The first place most of us hear the term “pattern matching” is in Haskell’s case expression, or Rust’s match expression. And it makes perfect sense here. We can provide multiple patterns, typically based on a data constructor/variant, and the language will match the most appropriate one. Slightly tying in with my previous post on errors, let’s look at a common example: pattern matching on an Either value in Haskell.

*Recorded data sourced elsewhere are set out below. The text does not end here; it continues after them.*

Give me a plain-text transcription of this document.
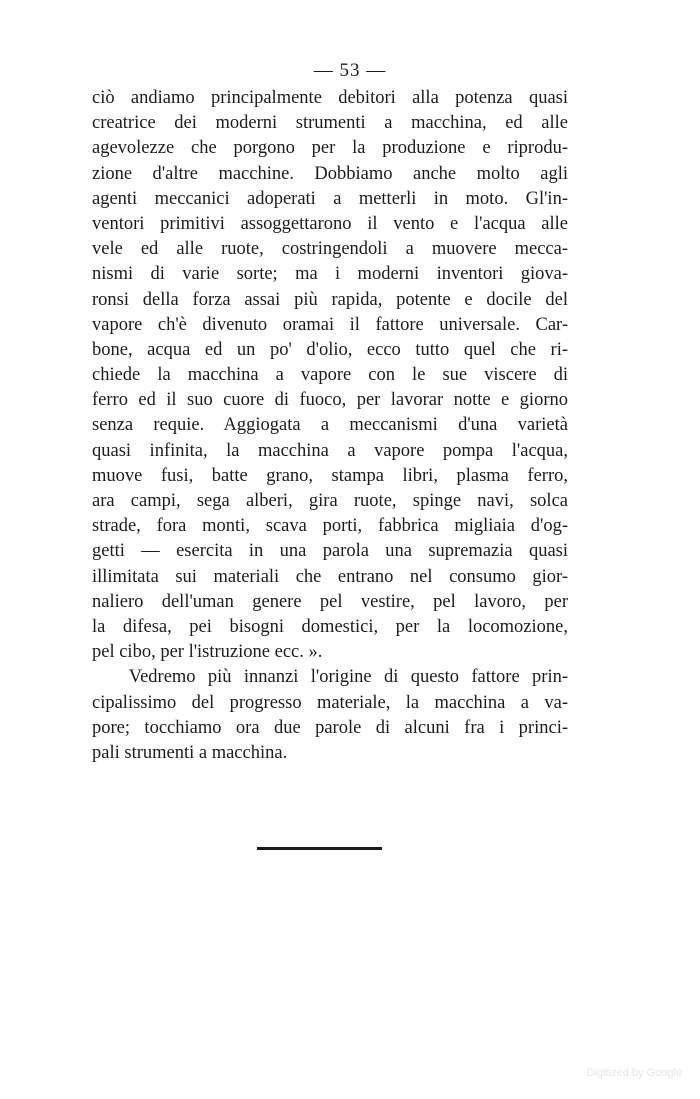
— 53 —
ciò andiamo principalmente debitori alla potenza quasi
creatrice dei moderni strumenti a macchina, ed alle
agevolezze che porgono per la produzione e riprodu-
zione d'altre macchine. Dobbiamo anche molto agli
agenti meccanici adoperati a metterli in moto. Gl'in-
ventori primitivi assoggettarono il vento e l'acqua alle
vele ed alle ruote, costringendoli a muovere mecca-
nismi di varie sorte; ma i moderni inventori giova-
ronsi della forza assai più rapida, potente e docile del
vapore ch'è divenuto oramai il fattore universale. Car-
bone, acqua ed un po' d'olio, ecco tutto quel che ri-
chiede la macchina a vapore con le sue viscere di
ferro ed il suo cuore di fuoco, per lavorar notte e giorno
senza requie. Aggiogata a meccanismi d'una varietà
quasi infinita, la macchina a vapore pompa l'acqua,
muove fusi, batte grano, stampa libri, plasma ferro,
ara campi, sega alberi, gira ruote, spinge navi, solca
strade, fora monti, scava porti, fabbrica migliaia d'og-
getti — esercita in una parola una supremazia quasi
illimitata sui materiali che entrano nel consumo gior-
naliero dell'uman genere pel vestire, pel lavoro, per
la difesa, pei bisogni domestici, per la locomozione,
pel cibo, per l'istruzione ecc. ».
Vedremo più innanzi l'origine di questo fattore prin-
cipalissimo del progresso materiale, la macchina a va-
pore; tocchiamo ora due parole di alcuni fra i princi-
pali strumenti a macchina.
Digitized by Google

mightFail :: Either String Int

main =
    case mightFail of
        Left err -> putStrLn $ "Error occurred: " ++ err
        Right x -> putStrLn $ "Successful result: " ++ show x

Or a Result value in Rust:

fn might_fail() -> Result<i32, String> { ... }

fn main() {
    match might_fail() {
        Err(err) => println!("Error occurred: {}", err),
        Ok(x) => println!("Successful result: {}", x),
    }
}

I think most programmers, even those unfamiliar with these languages, could intuit to some extent what these expressions do. mightFail and might_fail() return some kind of value. The value may be in multiple different “states.” The patterns match, and we branch our behavior depending on which state. Easy enough.

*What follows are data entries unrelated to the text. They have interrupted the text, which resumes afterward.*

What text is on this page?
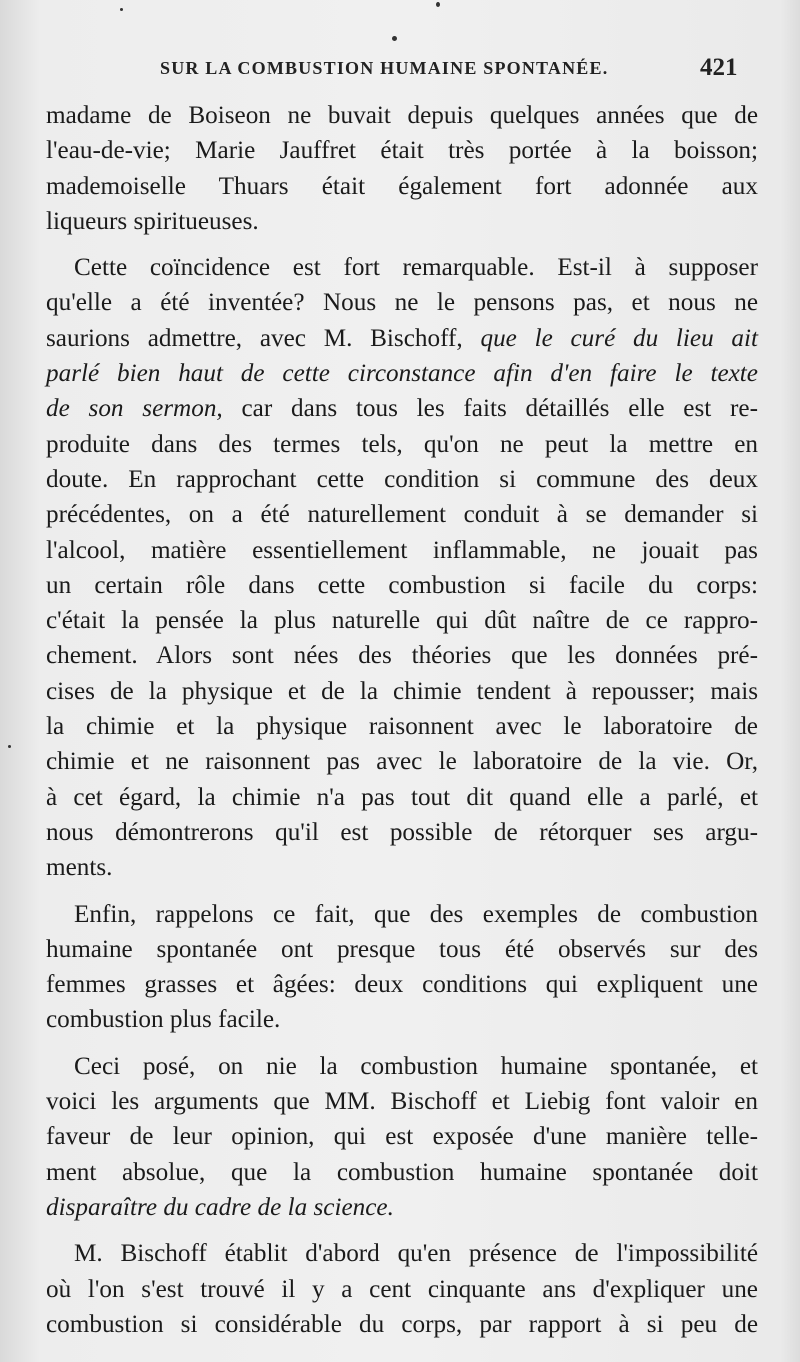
SUR LA COMBUSTION HUMAINE SPONTANÉE.	421
madame de Boiseon ne buvait depuis quelques années que de
l'eau-de-vie; Marie Jauffret était très portée à la boisson;
mademoiselle Thuars était également fort adonnée aux
liqueurs spiritueuses.
Cette coïncidence est fort remarquable. Est-il à supposer
qu'elle a été inventée? Nous ne le pensons pas, et nous ne
saurions admettre, avec M. Bischoff, que le curé du lieu ait
parlé bien haut de cette circonstance afin d'en faire le texte
de son sermon, car dans tous les faits détaillés elle est re-
produite dans des termes tels, qu'on ne peut la mettre en
doute. En rapprochant cette condition si commune des deux
précédentes, on a été naturellement conduit à se demander si
l'alcool, matière essentiellement inflammable, ne jouait pas
un certain rôle dans cette combustion si facile du corps:
c'était la pensée la plus naturelle qui dût naître de ce rappro-
chement. Alors sont nées des théories que les données pré-
cises de la physique et de la chimie tendent à repousser; mais
la chimie et la physique raisonnent avec le laboratoire de
chimie et ne raisonnent pas avec le laboratoire de la vie. Or,
à cet égard, la chimie n'a pas tout dit quand elle a parlé, et
nous démontrerons qu'il est possible de rétorquer ses argu-
ments.
Enfin, rappelons ce fait, que des exemples de combustion
humaine spontanée ont presque tous été observés sur des
femmes grasses et âgées: deux conditions qui expliquent une
combustion plus facile.
Ceci posé, on nie la combustion humaine spontanée, et
voici les arguments que MM. Bischoff et Liebig font valoir en
faveur de leur opinion, qui est exposée d'une manière telle-
ment absolue, que la combustion humaine spontanée doit
disparaître du cadre de la science.
M. Bischoff établit d'abord qu'en présence de l'impossibilité
où l'on s'est trouvé il y a cent cinquante ans d'expliquer une
combustion si considérable du corps, par rapport à si peu de
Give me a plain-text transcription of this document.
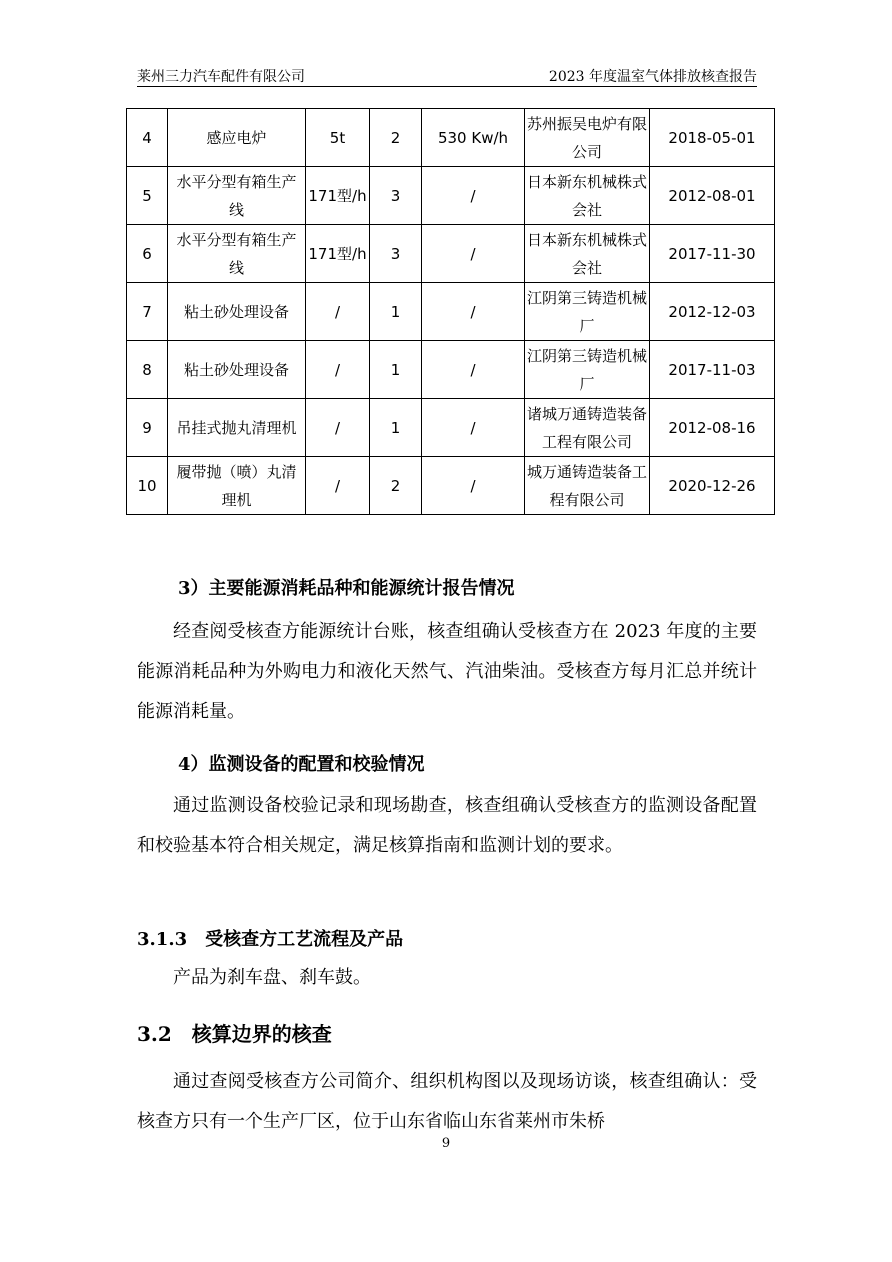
莱州三力汽车配件有限公司	2023 年度温室气体排放核查报告
4	感应电炉	5t	2	530 Kw/h	苏州振吴电炉有限公司	2018-05-01
5	水平分型有箱生产线	171型/h	3	/	日本新东机械株式会社	2012-08-01
6	水平分型有箱生产线	171型/h	3	/	日本新东机械株式会社	2017-11-30
7	粘土砂处理设备	/	1	/	江阴第三铸造机械厂	2012-12-03
8	粘土砂处理设备	/	1	/	江阴第三铸造机械厂	2017-11-03
9	吊挂式抛丸清理机	/	1	/	诸城万通铸造装备工程有限公司	2012-08-16
10	履带抛（喷）丸清理机	/	2	/	城万通铸造装备工程有限公司	2020-12-26
3）主要能源消耗品种和能源统计报告情况
经查阅受核查方能源统计台账，核查组确认受核查方在 2023 年度的主要能源消耗品种为外购电力和液化天然气、汽油柴油。受核查方每月汇总并统计能源消耗量。
4）监测设备的配置和校验情况
通过监测设备校验记录和现场勘查，核查组确认受核查方的监测设备配置和校验基本符合相关规定，满足核算指南和监测计划的要求。
3.1.3　受核查方工艺流程及产品
产品为刹车盘、刹车鼓。
3.2　核算边界的核查
通过查阅受核查方公司简介、组织机构图以及现场访谈，核查组确认：受核查方只有一个生产厂区，位于山东省临山东省莱州市朱桥
9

Already here, though, there’s an important detail many of us gloss over. Or at least I did. Our patterns not only match a constructor, they also bind a variable. In the examples above, we bind the variables err and x to values contained by the data constructors. And that’s pretty interesting, because both Haskell and Rust also use let bindings for defining variables. I wonder if there’s some kind of connection there.

Narrator: there was a connection

Functions in Haskell

Haskell immediately adds a curve ball (in a good way) to this story. Let’s take a classic recursive definition of a factorial function (note: this isn’t a good definition since it has a space leak).

fact :: Int -> Int
fact i =
    case i of
        0 -> 1
        _ -> i * fact (i - 1)

This feels a bit verbose. We capture the variable i, only to immediately pattern match on it. We also have a new kind of pattern, _. When I first learned Haskell, I thought of _ as “a variable I don’t care about.” But it’s actually more specialized than this: a wildcard pattern, something which matches anything. (We’ll get into what variables match later.)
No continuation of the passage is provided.